The architecture described in the SMA Vision and Architecture was developed by a team of Boeing, Lockheed-Martin, Motorola, IBM, Hewlett-Packard, Netmotion Wireless, Wheatstone Consulting and the University of St Thomas. Its central features were the use of the Host Identity Protocol (HIP), cryptographic identities, secure directories, and location to make policy-based information about users and the network available to applications, management systems, and intelligent network components. A directory schema appropriate for this purpose was developed and worked out in detail.

==Secure Mobile Architecture Components==

- Host Identity Payload (HIP): provides a mechanism by which the identity of the equipment or its user is carried securely in every packet.
- Public Key Infrastructure (PKI): provides cryptographic identities for the HIP protocol.
- Secure Directory: retains information about the user, the owner, the machine, and other policy relevant information.
- Location: the location of the user or computing device is an integral part of the secure and mobile architecture.

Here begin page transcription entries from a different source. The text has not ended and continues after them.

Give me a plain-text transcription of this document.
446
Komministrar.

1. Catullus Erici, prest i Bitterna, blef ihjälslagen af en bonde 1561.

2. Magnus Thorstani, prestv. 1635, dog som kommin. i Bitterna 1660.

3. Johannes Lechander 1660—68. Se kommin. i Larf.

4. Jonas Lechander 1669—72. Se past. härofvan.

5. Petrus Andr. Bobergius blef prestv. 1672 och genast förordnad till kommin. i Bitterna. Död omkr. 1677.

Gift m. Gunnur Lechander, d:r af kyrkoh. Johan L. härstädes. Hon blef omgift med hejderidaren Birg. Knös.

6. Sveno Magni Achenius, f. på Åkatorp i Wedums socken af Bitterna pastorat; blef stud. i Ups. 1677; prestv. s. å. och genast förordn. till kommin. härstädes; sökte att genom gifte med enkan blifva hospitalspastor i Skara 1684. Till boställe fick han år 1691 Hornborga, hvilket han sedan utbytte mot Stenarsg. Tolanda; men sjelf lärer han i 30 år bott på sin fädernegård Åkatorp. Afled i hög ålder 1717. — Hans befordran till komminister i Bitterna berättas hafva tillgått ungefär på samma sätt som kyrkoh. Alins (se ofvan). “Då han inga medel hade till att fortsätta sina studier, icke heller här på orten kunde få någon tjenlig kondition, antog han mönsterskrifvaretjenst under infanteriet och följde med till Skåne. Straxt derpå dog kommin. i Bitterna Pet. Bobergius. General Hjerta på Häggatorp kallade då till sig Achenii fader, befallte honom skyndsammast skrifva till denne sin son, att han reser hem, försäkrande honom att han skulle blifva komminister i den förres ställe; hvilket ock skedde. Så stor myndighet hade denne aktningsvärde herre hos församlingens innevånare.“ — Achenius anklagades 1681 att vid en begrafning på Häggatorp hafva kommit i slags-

Starting in 2004, Boeing developed an SMA implementation for its Intranet-connected moving production lines and its secure mobile computing requirements. The intent is to provide the Boeing implementation of SMA as an open-source, open-standards approach to secure mobile computing. The Open Group is envisioned to be the holder of that implementation. An SMA Alliance is being considered to expand the broadened use of SMA for enterprises or any organization in need of a secure seamless mobile computing infrastructure.